Is Nielsen’s new online video measurement tool the answer to skewed TV viewing figures as more and more people watch their favourite shows online?
Jobs in TV insight sound glamorous and covetable but this industry has surely got to be one of the most complex and competitive. And, one that has been made even more difficult by the rise in online TV viewing and the need to marry these figures with TV viewing; to make a multitude of decisions such as what programmes and brands to pair together in what time slot.
Nielsen yesterday unveiled the first industry-endorsed tool to measure online video viewing on home and office computers by audience size, demographic, location and the time spent watching streams.

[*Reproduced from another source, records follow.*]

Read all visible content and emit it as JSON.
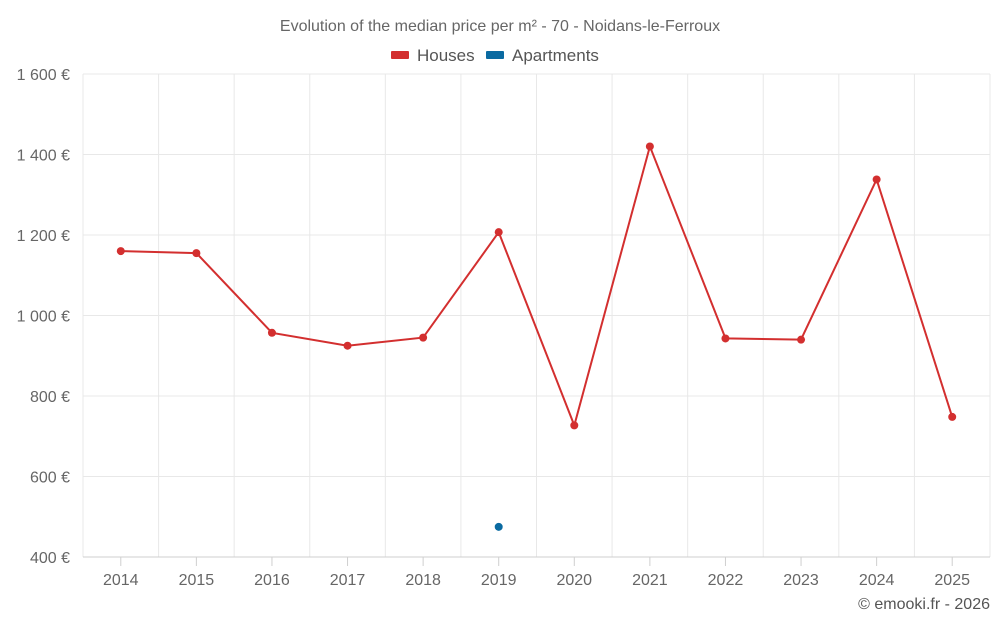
{
  "chart_data": {
    "type": "line",
    "title": "Evolution of the median price per m² - 70 - Noidans-le-Ferroux",
    "categories": [
      "2014",
      "2015",
      "2016",
      "2017",
      "2018",
      "2019",
      "2020",
      "2021",
      "2022",
      "2023",
      "2024",
      "2025"
    ],
    "series": [
      {
        "name": "Houses",
        "color": "#d32f2f",
        "values": [
          1160,
          1155,
          957,
          925,
          945,
          1207,
          727,
          1420,
          943,
          940,
          1338,
          748
        ]
      },
      {
        "name": "Apartments",
        "color": "#0a6aa1",
        "values": [
          null,
          null,
          null,
          null,
          null,
          475,
          null,
          null,
          null,
          null,
          null,
          null
        ]
      }
    ],
    "ylim": [
      400,
      1600
    ],
    "yticks": [
      400,
      600,
      800,
      1000,
      1200,
      1400,
      1600
    ],
    "ytick_labels": [
      "400 €",
      "600 €",
      "800 €",
      "1 000 €",
      "1 200 €",
      "1 400 €",
      "1 600 €"
    ],
    "legend_position": "top-center",
    "grid": true
  },
  "credit": "© emooki.fr - 2026"
}
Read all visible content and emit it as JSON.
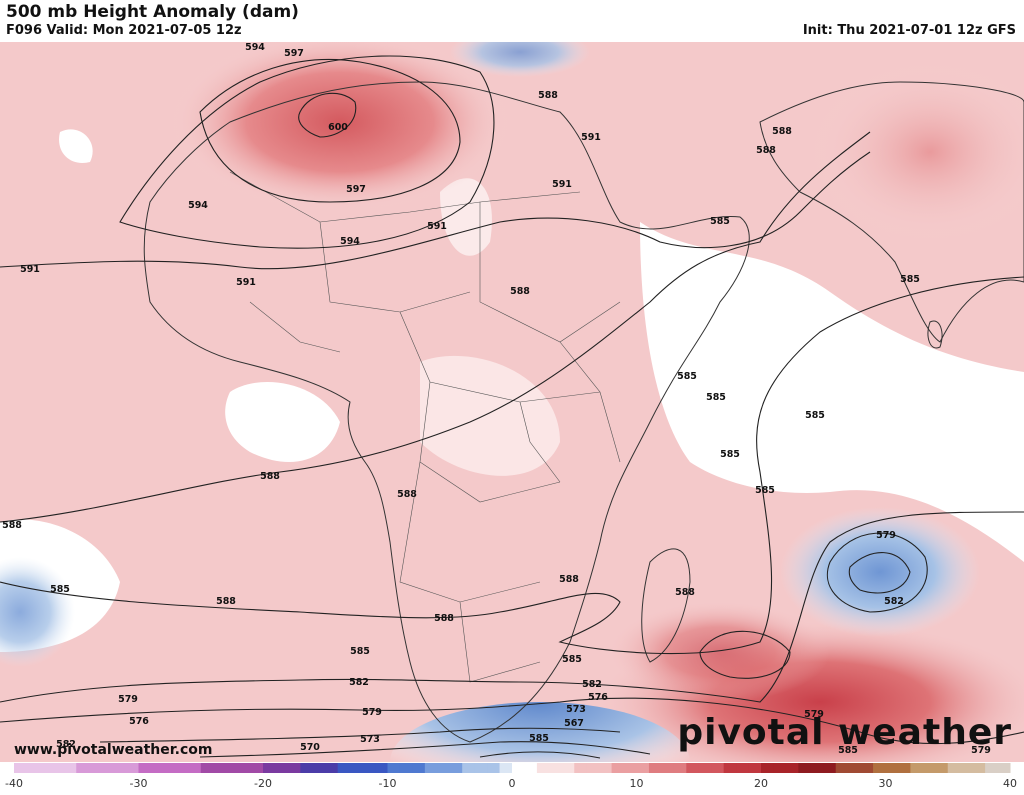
{
  "header": {
    "title": "500 mb Height Anomaly (dam)",
    "valid": "F096 Valid: Mon 2021-07-05 12z",
    "init": "Init: Thu 2021-07-01 12z GFS"
  },
  "footer": {
    "url": "www.pivotalweather.com",
    "logo": "pivotal weather"
  },
  "colors": {
    "warm_light": "#f6d3d3",
    "warm_mid": "#eea9aa",
    "warm_strong": "#e07d80",
    "warm_deep": "#d45a5f",
    "cool_light": "#c9d9ee",
    "cool_mid": "#96b7e0",
    "cool_strong": "#6f96d4",
    "land_line": "#333333",
    "contour": "#222222"
  },
  "colorbar": {
    "ticks": [
      "-40",
      "-30",
      "-20",
      "-10",
      "0",
      "10",
      "20",
      "30",
      "40"
    ],
    "min": -40,
    "max": 40
  },
  "contour_labels": [
    "594",
    "597",
    "600",
    "597",
    "594",
    "591",
    "594",
    "591",
    "591",
    "588",
    "591",
    "591",
    "588",
    "588",
    "588",
    "585",
    "585",
    "585",
    "585",
    "585",
    "585",
    "585",
    "588",
    "588",
    "588",
    "588",
    "588",
    "588",
    "585",
    "585",
    "588",
    "585",
    "582",
    "582",
    "579",
    "579",
    "576",
    "576",
    "573",
    "573",
    "570",
    "567",
    "585",
    "582",
    "579",
    "582",
    "579",
    "585",
    "579"
  ]
}
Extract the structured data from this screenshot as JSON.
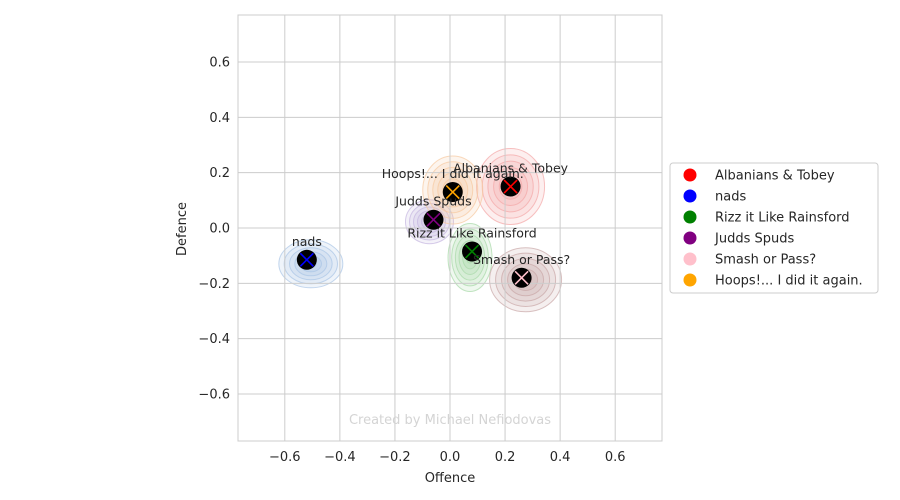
{
  "chart_data": {
    "type": "scatter",
    "xlabel": "Offence",
    "ylabel": "Defence",
    "xlim": [
      -0.77,
      0.77
    ],
    "ylim": [
      -0.77,
      0.77
    ],
    "xticks": [
      -0.6,
      -0.4,
      -0.2,
      0.0,
      0.2,
      0.4,
      0.6
    ],
    "yticks": [
      -0.6,
      -0.4,
      -0.2,
      0.0,
      0.2,
      0.4,
      0.6
    ],
    "xtick_labels": [
      "−0.6",
      "−0.4",
      "−0.2",
      "0.0",
      "0.2",
      "0.4",
      "0.6"
    ],
    "ytick_labels": [
      "−0.6",
      "−0.4",
      "−0.2",
      "0.0",
      "0.2",
      "0.4",
      "0.6"
    ],
    "grid": true,
    "legend_position": "right",
    "watermark": "Created by Michael Nefiodovas",
    "series": [
      {
        "name": "Albanians & Tobey",
        "x": 0.22,
        "y": 0.15,
        "color": "#ff0000",
        "cloud": "#f4a6a6"
      },
      {
        "name": "nads",
        "x": -0.52,
        "y": -0.115,
        "color": "#0000ff",
        "cloud": "#a9c4e6"
      },
      {
        "name": "Rizz it Like Rainsford",
        "x": 0.08,
        "y": -0.085,
        "color": "#008000",
        "cloud": "#a8d8a8"
      },
      {
        "name": "Judds Spuds",
        "x": -0.06,
        "y": 0.03,
        "color": "#800080",
        "cloud": "#c4b5e0"
      },
      {
        "name": "Smash or Pass?",
        "x": 0.26,
        "y": -0.18,
        "color": "#ffc0cb",
        "cloud": "#c9a6a6"
      },
      {
        "name": "Hoops!... I did it again.",
        "x": 0.01,
        "y": 0.13,
        "color": "#ffa500",
        "cloud": "#f6c9a0"
      }
    ]
  }
}
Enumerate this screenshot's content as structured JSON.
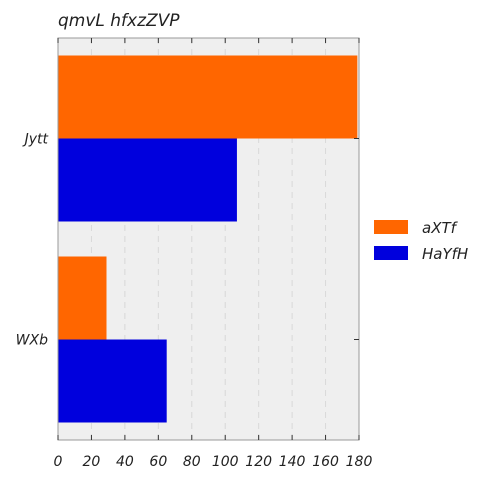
{
  "chart_data": {
    "type": "bar",
    "orientation": "horizontal",
    "title": "qmvL  hfxzZVP",
    "xlabel": "",
    "ylabel": "",
    "categories": [
      "Jytt",
      "WXb"
    ],
    "series": [
      {
        "name": "aXTf",
        "color": "#ff6600",
        "values": [
          179,
          29
        ]
      },
      {
        "name": "HaYfH",
        "color": "#0000dd",
        "values": [
          107,
          65
        ]
      }
    ],
    "xlim": [
      0,
      180
    ],
    "xticks": [
      0,
      20,
      40,
      60,
      80,
      100,
      120,
      140,
      160,
      180
    ],
    "grid": true,
    "legend_position": "right",
    "plot_background": "#efefef"
  }
}
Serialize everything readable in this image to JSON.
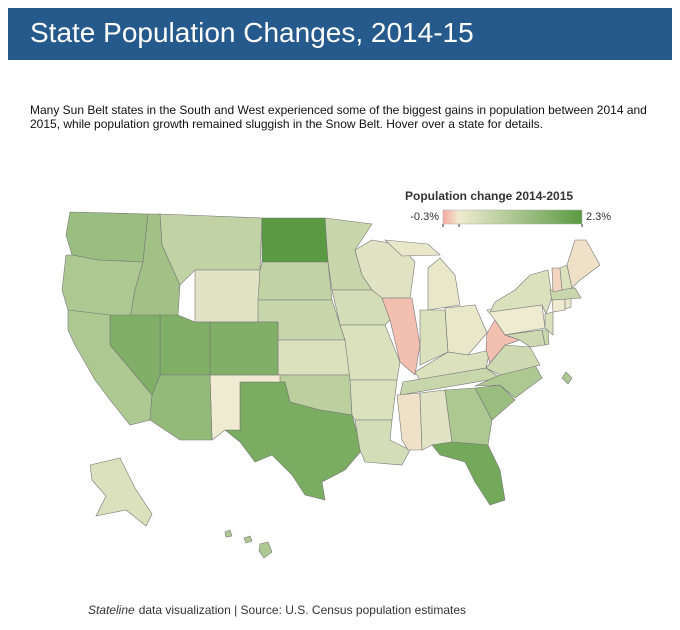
{
  "chart_data": {
    "type": "choropleth",
    "title": "State Population Changes, 2014-15",
    "description": "Many Sun Belt states in the South and West experienced some of the biggest gains in population between 2014 and 2015, while population growth remained sluggish in the Snow Belt. Hover over a state for details.",
    "legend_title": "Population change 2014-2015",
    "scale": {
      "domain": [
        {
          "value": -0.3,
          "label": "-0.3%"
        },
        0,
        {
          "value": 2.3,
          "label": "2.3%"
        }
      ],
      "colors": [
        "#f6a9a2",
        "#eeebd0",
        "#5a9a42"
      ]
    },
    "values": [
      1.3,
      1.0,
      1.2,
      0.7,
      0.2,
      2.3,
      0.7,
      0.6,
      0.3,
      0.8,
      1.8,
      0.0,
      1.7,
      1.7,
      1.7,
      1.0,
      1.4,
      0.6,
      0.4,
      0.3,
      0.3,
      0.4,
      0.2,
      -0.2,
      0.1,
      0.3,
      0.1,
      0.3,
      0.6,
      -0.05,
      0.2,
      1.0,
      1.9,
      1.3,
      1.0,
      0.5,
      -0.2,
      0.0,
      0.3,
      0.5,
      0.6,
      0.3,
      0.0,
      0.1,
      0.6,
      -0.1,
      0.3,
      -0.05,
      0.3,
      1.0
    ],
    "source_italic": "Stateline",
    "source": "data visualization | Source: U.S. Census population estimates"
  }
}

Coupled with stats already available from rival firm YouGov, marketers are steadily increasing their knowledge and understanding of this market. Nielsen says 26.9 million people in the UK viewed video streams from home or work computers in April, and that men view 78% more online video than women.
Meanwhile, YouGov insights say 30% of UK adults regularly watch TV online, and the figure increases to 81% when only students are taken into account as a result of more student households substituting TV sets for laptops. Naturally as this data gets richer, opportunities for brands will become more apparent and will attract a greater share of advertising budget. As will social media opportunities; for example, brands hosting webchats and Twitter feeds around programmes that attract high social media debate.
But will a dedicated online video monitoring tool become redundant when the worlds of TV and internet finally collide for real? Google and Yahoo! have already staked their claims in this space, aided by the likes of manufacturers such as Samsung, which announced this week a £7 million marketing push for its internet-connected Smart TVs. The home devices feature built-in on demand viewing and web browsing, meaning users will be able to dip in and out of these and traditional TV, further blurring the boundaries that marketers currently navigate their spend through.
Insight tools should already be evolving to anticipate this transition. Not only will brands have to adapt how they approach TV and online advertising, but it will also have an impact on how TV brands themselves purchase and market their content and create new products and services.
For example, Sky is reported to have bought the popular programme Glee from E4 for double the amount that E4 originally paid. Sky will be looking to recoup its investment, but this show’s cult following, made up largely of the students and young people I mentioned earlier, probably won’t switch to a paid-for subscription just for Glee, and will find ways to continue viewing for free.
Presumably Sky won’t want to see its £500,000 per episode go down the drain. So how will it keep viewers flocking to Glee once its paid-for nature may exclude most of its core audience?
Create an exclusive online-only TV viewing offering through a subscription service or even an app? Entice more students and young people as customers with internet-led budget packages? Buy more programmes aimed at this target audience so signing up to Sky becomes inevitable? Or partner with the likes of Samsung, who already has on board Channel 5, BBC, YouTube and LoveFilm to provide further viewing streams for its Smart TV owners?
For the TV networks that find themselves in this situation, it will be a tricky call, but insight could be the first step towards success.